There’s now concern that the police department did not conduct these accuracy checks properly, which means that hundreds of people may have gotten DUI convictions based on bad evidence.
This is a very serious issue, and it’s a bit like the fiasco of the San Francisco crime lab a few years ago. In that case, the drug lab of the SFPD found out that an employee had stolen drugs for their own personal use, and the subsequent investigation revealed widespread evidence tampering.
In this present case, the calibration logs on the BAC detectors showed that they gave perfectly-accurate readings every time they were tested for re-calibration. Given that their accuracy naturally deteriorates over time without regular adjustment, it’s impossible for them to give perfect readings in these regular tests. This indicates that the tests weren’t being done, and the people responsible for testing them simply falsified their logs.

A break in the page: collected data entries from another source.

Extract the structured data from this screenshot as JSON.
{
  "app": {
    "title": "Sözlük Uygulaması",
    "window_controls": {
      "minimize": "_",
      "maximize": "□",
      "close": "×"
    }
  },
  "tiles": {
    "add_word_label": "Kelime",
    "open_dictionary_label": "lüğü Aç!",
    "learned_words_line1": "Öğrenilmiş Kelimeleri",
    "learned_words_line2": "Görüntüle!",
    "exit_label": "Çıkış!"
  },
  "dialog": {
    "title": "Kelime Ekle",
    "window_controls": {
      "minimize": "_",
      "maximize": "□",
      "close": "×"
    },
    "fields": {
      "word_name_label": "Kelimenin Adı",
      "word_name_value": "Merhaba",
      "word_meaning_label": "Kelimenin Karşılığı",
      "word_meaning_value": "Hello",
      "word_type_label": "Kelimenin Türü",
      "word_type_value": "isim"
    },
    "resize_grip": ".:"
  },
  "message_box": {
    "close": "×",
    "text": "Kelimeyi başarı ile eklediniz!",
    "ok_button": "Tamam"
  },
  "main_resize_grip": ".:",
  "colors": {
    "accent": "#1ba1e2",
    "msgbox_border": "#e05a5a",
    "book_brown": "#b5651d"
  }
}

So, everyone who was tested with an inaccurate device was convicted, at least in part, based on bad evidence.
Unfortunately, this is going to be a huge headache for the court system. As many as 1,000 cases, dating back to 2006, will have to be re-opened and investigated all over again. That’s a problem, since you can’t exactly go back in time and re-test a defendant’s BAC at the time they were arrested.
Many people will probably look at these facts and claim that many convicted criminals are getting off on “technicalities.” And in some way, they may be correct. I would bet that, in the majority of the cases that have to be reviewed, the defendant was actually guilty of driving with a BAC above the legal limit when they were arrested. But if the tests were inaccurate, there’s an excellent chance that a significant percentage of them, even if it’s not a majority, were innocent. Of course, it will largely be impossible to tell which is which. And this is the exact reason why all cases in which the irregularities in the testing devices create reasonable doubt as to a suspect’s guilt should be overturned.
There’s one thing that it’s essential to remember in cases like this: in all criminal cases, even “minor” ones like DUI, the burden of proof rests entirely with the prosecution. The defense attorney could sit at the defense table without saying a word, introducing a single piece of evidence, or calling a single witness. And if the jury found that the prosecution failed to provide enough evidence to convince them beyond a reasonable doubt that the defendant is guilty, the jury has no choice but to find the defendant “not guilty.” It doesn’t matter if they believe that the defendant is “probably guilty,” if they can still entertain reasonable doubt as to that fact.
In most DUI cases, a malfunctioning BAC tester, even if it’s only off by a little bit, could introduce reasonable doubt as to the defendant’s guilt, even if it’s not the only piece of evidence that led to their conviction. In those cases, the only appropriate course of action is to overturn the defendant’s conviction.
And if this means that some people convicted of DUI will escape the consequences of their crime, so be it. That may sound harsh, but the principle that everyone is presumed innocent until proven guilty is one of the basic cornerstones of our legal system. If we abandon this principle, absolutely nothing good can come of it.